TIMPF: She ate, well, about 1.1 pounds of raw broccoli?

GUTFELD: Oh, wow.

MCWHORTER: Why?

TIMPF: For a contest.

GUTFELD: Isn't it -- But I mean, people you know, people have hobbies.

MCWHORTER: Yes. Taking in massive amounts of food. It scares me to go to McDonald's and they give you a bathtub and you're supposed to drink soda out of it. And they make you feel strange for asking for less soda.

GUTFELD: Yes.

MCWHORTER: They're very frightening places.

GUTFELD: Is there anything, is there anything you can eat nonstop? I was thinking about this like if they put in front -- like, I can eat bacon deviled eggs non-stop, like it would just or chocolate gelato. I don't even have to be high.

MCWHORTER: I can't eat enough black olives to sink a boat. I definitely -- yes, black olives make me very happy and you can't get them at McDonald's.

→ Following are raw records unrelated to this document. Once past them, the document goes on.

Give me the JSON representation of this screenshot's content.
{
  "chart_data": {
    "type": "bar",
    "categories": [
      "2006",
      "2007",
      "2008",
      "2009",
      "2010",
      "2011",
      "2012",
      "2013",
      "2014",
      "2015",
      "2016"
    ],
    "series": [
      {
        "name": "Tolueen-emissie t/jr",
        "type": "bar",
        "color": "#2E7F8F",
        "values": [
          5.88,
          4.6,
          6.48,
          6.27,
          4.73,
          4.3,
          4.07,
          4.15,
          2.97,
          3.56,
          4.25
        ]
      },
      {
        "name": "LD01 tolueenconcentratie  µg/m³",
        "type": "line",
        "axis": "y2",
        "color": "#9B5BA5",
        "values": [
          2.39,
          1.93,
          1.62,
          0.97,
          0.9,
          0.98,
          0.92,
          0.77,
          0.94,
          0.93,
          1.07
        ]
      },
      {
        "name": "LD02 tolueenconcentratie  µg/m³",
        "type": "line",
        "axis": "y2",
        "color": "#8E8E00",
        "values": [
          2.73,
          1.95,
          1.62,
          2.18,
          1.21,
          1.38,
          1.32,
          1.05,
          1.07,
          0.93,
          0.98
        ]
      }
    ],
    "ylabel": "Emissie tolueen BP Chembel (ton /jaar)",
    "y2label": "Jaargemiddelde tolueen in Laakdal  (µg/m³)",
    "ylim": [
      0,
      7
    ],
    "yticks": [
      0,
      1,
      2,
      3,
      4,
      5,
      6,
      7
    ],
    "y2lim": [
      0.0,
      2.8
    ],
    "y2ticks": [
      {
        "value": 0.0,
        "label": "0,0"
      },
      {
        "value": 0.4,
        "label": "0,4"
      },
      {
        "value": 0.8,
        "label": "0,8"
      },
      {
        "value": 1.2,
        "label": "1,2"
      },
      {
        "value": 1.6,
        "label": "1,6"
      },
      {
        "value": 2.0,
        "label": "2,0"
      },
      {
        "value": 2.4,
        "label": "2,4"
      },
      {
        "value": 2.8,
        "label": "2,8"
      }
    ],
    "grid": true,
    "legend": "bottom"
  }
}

GUTFELD: No, that's very bitter.

THORBURN: He was born in Philly and he's afraid of giant soda containers, like you saw more private things in Philadelphia.

(CROSSTALK)

GUTFELD: I don't even know. What about you? Is there something you can just keep eating?

TYRUS: No, Greg, I find it hard to find food.

GUTFELD: All right.

TYRUS: Small hose. I really -- if I can get my hands on a small host and some barbecue sauce it's going to be a good day.

GUTFELD: I'll take that as a date. All right, don't go away. We'll be right back.

(COMMERCIAL BREAK)

GUTFELD: We are out of time. Thanks to John McWhorter, by his book; R.A. The Rugged Man, buy his music. Kat Timpf, Tyrus, our studio audience. "FOX NEWS @ NIGHT" with evil Shannon Bream is next. I'm Greg Gutfeld, I love you America.